Download a specific file from a tar archive stored in a Hugging Face repository.

This function allows you to extract and download a single file from a tar archive that is hosted in a Hugging Face repository. It handles authentication, supports different repository types, and can work with separate index repositories.

Parameters:
  • repo_id (str) – The identifier of the repository containing the tar archive.

  • archive_in_repo (str) – The path to the tar archive file within the repository.

  • file_in_archive (str) – The path to the desired file inside the tar archive.

  • local_file (str) – The local path where the downloaded file will be saved.

  • repo_type (RepoTypeTyping, optional) – The type of the Hugging Face repository (e.g., ‘dataset’, ‘model’, ‘space’).

  • revision (str, optional) – The specific revision of the repository to use.

  • idx_repo_id (str, optional) – The identifier of a separate index repository, if applicable.

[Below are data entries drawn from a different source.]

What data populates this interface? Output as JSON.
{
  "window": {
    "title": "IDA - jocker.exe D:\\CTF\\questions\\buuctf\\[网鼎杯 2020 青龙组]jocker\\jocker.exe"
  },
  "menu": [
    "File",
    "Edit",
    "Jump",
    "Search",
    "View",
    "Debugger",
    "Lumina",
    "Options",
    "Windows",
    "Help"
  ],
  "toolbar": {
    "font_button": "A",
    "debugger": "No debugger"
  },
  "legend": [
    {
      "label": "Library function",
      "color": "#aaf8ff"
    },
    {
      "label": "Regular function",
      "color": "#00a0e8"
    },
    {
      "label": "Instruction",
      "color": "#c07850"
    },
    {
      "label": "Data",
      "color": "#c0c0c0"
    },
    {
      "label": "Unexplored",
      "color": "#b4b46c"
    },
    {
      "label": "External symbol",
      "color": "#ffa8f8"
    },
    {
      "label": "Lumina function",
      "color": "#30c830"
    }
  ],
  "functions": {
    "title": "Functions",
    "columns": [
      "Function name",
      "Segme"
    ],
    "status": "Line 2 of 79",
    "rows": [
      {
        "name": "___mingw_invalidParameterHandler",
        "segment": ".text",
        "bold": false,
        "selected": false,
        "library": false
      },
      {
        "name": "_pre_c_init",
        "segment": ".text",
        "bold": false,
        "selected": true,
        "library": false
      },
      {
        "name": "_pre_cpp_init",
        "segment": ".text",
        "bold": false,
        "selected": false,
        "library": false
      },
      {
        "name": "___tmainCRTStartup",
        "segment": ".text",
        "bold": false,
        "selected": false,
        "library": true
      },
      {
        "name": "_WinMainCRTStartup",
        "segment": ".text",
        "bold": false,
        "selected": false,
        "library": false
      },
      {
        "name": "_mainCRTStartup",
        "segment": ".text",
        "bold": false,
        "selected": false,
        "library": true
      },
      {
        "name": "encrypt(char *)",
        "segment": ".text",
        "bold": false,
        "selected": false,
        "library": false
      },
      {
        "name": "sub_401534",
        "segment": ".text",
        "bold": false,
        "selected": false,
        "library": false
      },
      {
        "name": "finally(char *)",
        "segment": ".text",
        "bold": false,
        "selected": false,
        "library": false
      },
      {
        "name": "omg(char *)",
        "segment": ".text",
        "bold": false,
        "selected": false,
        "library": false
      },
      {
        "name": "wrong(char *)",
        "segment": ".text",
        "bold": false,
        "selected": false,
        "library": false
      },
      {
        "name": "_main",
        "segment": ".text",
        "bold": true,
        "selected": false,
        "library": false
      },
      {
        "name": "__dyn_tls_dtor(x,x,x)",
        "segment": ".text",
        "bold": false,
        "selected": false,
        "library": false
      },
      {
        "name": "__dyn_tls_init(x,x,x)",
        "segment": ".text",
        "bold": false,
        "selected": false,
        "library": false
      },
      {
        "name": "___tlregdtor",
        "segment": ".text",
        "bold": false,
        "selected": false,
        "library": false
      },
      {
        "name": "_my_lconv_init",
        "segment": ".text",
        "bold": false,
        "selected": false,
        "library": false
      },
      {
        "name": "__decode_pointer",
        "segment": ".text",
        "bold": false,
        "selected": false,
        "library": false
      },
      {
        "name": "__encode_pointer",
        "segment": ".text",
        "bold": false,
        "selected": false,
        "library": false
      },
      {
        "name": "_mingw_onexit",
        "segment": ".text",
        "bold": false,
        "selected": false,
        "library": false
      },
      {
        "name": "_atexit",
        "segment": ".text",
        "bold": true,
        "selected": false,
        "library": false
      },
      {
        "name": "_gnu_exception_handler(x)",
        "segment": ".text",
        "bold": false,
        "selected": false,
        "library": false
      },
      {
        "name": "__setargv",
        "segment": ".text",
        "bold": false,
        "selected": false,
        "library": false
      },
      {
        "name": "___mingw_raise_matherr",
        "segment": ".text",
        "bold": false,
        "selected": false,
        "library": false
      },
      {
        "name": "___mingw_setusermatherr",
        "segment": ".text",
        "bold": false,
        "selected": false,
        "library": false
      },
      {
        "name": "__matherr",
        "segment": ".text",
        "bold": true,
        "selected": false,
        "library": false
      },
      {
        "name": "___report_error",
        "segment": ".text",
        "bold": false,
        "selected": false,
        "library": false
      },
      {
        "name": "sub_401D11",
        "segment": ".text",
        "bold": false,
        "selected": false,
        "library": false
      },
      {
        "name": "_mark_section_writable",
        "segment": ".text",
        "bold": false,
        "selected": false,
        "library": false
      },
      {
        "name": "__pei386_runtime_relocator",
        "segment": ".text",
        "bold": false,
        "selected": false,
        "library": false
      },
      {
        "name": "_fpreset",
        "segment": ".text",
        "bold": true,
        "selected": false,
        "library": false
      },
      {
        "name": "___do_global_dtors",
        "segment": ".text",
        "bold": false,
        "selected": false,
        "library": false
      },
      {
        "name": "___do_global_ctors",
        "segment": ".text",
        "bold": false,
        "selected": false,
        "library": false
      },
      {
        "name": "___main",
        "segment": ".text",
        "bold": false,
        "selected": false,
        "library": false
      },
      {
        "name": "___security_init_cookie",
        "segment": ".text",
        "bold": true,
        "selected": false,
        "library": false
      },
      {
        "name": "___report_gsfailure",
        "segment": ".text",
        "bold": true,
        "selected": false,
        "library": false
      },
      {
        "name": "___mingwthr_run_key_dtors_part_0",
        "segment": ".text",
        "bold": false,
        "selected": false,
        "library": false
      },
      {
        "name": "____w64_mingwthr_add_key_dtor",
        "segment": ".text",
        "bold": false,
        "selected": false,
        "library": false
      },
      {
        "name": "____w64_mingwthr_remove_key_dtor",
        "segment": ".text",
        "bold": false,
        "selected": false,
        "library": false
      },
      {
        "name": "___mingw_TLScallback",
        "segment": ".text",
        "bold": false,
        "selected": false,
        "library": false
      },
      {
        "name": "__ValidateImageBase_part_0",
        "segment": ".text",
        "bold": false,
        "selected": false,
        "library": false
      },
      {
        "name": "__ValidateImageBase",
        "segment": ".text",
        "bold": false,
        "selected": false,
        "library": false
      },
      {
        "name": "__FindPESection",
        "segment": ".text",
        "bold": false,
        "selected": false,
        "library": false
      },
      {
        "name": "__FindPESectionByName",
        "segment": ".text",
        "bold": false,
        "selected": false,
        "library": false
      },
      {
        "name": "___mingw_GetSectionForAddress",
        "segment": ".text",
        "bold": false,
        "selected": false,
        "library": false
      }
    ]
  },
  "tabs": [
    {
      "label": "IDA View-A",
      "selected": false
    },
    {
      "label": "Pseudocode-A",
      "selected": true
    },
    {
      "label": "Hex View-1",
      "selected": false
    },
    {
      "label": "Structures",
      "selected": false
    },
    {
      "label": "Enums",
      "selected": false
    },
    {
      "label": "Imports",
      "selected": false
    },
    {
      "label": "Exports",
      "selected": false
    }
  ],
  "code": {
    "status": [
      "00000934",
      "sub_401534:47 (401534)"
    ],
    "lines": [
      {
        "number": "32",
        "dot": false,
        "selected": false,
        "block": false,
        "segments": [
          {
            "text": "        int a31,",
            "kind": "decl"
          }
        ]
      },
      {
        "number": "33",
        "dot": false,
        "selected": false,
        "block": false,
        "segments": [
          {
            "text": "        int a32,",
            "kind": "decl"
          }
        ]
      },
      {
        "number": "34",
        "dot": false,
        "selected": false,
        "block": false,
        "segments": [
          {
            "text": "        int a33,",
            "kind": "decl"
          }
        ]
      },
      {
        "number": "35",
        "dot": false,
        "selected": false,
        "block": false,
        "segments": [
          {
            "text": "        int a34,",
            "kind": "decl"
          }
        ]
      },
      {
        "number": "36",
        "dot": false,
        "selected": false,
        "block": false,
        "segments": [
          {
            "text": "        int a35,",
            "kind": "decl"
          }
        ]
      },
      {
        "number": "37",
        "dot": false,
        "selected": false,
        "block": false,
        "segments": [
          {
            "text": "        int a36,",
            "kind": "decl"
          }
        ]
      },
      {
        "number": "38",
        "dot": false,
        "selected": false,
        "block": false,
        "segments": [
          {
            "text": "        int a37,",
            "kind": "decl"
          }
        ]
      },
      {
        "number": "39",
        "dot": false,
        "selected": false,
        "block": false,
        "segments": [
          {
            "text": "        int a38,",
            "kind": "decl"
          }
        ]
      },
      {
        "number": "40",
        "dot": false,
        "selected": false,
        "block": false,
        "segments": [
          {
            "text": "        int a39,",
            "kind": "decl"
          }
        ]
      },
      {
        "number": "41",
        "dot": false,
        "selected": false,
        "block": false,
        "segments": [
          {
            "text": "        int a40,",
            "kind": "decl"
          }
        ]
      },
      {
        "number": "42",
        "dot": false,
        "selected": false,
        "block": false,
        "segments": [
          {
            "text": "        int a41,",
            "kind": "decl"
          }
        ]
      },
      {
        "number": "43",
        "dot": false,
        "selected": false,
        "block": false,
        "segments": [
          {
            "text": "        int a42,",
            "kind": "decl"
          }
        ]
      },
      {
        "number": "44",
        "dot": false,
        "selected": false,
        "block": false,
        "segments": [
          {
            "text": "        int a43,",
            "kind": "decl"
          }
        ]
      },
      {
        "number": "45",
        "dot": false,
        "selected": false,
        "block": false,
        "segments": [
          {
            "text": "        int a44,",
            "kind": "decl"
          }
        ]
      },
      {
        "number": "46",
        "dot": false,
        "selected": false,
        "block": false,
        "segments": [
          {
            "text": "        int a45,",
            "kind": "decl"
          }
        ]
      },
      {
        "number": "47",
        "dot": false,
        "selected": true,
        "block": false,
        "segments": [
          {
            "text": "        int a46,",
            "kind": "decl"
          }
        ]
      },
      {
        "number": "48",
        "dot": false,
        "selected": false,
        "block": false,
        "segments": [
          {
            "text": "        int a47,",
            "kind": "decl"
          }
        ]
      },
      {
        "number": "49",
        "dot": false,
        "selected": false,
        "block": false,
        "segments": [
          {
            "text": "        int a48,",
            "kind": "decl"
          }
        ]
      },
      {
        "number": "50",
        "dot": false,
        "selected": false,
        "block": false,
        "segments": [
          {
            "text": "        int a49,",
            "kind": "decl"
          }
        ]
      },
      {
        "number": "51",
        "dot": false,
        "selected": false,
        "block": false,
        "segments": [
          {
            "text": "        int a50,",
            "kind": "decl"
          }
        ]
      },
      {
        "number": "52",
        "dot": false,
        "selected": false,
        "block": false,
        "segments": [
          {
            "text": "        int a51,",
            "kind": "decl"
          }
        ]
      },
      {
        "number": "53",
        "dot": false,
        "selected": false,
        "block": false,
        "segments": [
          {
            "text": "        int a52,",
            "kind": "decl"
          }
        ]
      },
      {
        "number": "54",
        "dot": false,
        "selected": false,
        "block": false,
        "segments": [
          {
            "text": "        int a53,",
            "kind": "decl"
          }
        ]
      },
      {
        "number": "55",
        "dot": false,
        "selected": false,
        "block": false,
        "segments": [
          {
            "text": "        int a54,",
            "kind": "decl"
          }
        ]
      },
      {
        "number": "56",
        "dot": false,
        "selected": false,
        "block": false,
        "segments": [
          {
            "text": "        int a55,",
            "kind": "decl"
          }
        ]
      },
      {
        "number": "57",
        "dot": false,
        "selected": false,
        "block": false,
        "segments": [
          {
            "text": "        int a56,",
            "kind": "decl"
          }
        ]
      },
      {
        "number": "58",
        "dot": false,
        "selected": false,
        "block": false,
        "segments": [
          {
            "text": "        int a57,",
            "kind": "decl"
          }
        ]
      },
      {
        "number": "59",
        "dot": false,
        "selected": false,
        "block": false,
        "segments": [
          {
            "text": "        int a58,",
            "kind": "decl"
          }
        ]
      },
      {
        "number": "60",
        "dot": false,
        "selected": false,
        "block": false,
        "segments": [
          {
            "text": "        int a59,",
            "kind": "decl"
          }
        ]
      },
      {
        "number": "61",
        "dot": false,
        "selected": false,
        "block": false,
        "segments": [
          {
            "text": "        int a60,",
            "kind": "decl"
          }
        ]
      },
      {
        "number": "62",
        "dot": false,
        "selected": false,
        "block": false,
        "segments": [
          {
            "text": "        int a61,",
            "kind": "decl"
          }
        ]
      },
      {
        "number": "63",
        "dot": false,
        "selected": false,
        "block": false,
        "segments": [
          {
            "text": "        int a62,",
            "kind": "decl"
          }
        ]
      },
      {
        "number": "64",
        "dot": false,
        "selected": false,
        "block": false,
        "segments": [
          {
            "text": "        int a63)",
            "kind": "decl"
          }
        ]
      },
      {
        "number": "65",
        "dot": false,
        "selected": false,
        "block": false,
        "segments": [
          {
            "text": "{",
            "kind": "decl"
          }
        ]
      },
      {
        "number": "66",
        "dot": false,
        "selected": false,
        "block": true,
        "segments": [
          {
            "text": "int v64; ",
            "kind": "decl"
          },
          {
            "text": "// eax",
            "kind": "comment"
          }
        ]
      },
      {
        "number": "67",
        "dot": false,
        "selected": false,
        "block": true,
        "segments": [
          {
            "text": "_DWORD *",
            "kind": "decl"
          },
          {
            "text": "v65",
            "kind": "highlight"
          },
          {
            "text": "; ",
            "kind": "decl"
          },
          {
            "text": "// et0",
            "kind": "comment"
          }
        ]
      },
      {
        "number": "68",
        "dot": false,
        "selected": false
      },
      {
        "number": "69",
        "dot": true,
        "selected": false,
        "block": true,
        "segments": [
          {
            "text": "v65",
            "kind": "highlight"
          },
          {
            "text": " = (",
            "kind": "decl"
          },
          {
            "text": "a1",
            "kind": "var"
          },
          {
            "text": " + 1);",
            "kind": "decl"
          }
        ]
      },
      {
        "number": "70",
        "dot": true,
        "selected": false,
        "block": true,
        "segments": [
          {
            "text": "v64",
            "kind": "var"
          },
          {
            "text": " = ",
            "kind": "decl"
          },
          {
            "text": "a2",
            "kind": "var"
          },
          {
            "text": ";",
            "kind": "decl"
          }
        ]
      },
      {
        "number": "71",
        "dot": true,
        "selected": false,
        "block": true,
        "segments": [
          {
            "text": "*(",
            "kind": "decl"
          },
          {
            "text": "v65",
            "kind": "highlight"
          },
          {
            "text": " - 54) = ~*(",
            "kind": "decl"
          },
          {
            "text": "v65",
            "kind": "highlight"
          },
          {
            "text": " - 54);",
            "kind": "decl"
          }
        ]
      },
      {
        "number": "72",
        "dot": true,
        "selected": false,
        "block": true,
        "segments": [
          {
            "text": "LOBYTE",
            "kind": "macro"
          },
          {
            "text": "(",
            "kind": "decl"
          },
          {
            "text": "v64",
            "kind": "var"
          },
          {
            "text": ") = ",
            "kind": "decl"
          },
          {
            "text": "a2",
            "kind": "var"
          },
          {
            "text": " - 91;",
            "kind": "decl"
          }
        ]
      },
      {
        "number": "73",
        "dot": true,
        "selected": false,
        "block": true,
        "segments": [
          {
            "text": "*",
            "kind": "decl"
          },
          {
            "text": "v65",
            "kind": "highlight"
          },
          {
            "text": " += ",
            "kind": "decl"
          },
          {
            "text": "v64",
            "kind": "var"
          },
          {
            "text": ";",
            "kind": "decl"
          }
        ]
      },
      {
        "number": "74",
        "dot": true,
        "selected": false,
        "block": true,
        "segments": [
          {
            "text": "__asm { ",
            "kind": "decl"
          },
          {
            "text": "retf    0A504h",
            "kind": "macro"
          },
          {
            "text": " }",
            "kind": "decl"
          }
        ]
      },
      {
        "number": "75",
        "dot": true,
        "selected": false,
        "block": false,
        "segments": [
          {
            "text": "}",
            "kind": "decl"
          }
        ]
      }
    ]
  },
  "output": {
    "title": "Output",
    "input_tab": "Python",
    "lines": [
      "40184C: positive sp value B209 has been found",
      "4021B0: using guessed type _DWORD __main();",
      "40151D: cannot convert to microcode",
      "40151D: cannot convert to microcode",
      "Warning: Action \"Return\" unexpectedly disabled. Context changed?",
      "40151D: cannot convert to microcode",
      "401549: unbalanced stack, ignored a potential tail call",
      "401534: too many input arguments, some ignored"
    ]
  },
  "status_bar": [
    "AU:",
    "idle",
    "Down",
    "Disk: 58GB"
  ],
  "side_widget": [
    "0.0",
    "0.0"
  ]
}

  • idx_file_in_repo (str, optional) – The path to the index file in the index repository.

  • idx_repo_type (RepoTypeTyping, optional) – The type of the index repository.

  • idx_revision (str, optional) – The revision of the index repository.

  • proxies (Dict, optional) – Proxy settings for the HTTP request.

  • user_agent (Union[Dict, str, None], optional) – Custom user agent for the HTTP request.

  • headers (Dict[str, str], optional) – Additional headers for the HTTP request.

  • endpoint (str, optional) – Custom Hugging Face API endpoint.

  • force_download (bool) – If True, force re-download even if the file exists locally.

  • silent (bool) – If True, suppress progress bar output.

  • hf_token (str, optional) – Hugging Face authentication token.

Raises:

This function performs several steps:

  1. Retrieves the index of the tar archive.

  2. Checks if the desired file exists in the archive.

  3. Constructs the download URL and headers.

  4. Checks if the file already exists locally and matches the expected size and hash.

  5. Downloads the file if necessary, using byte range requests for efficiency.

  6. Verifies the downloaded file’s size and hash.

Usage examples:
  1. Basic usage:
    >>> hf_tar_file_download(
    ...     repo_id='deepghs/danbooru_newest',
    ...     archive_in_repo='images/0000.tar',
    ...     file_in_archive='7506000.jpg',
    ...     local_file='test_example.jpg'  # download destination
    ... )
    
  2. Using a separate index repository:
    >>> hf_tar_file_download(
    ...     repo_id='nyanko7/danbooru2023',
    ...     idx_repo_id='deepghs/danbooru2023_index',
    ...     archive_in_repo='original/data-0000.tar',
    ...     file_in_archive='1000.png',
    ...     local_file='test_example.png'  # download destination
    ... )
    

Note

  • This function is particularly useful for efficiently downloading single files from large tar archives without having to download the entire archive.

  • It supports authentication via the hf_token parameter, which is crucial for accessing private repositories.

  • The function includes checks to avoid unnecessary downloads and to ensure the integrity of the downloaded file.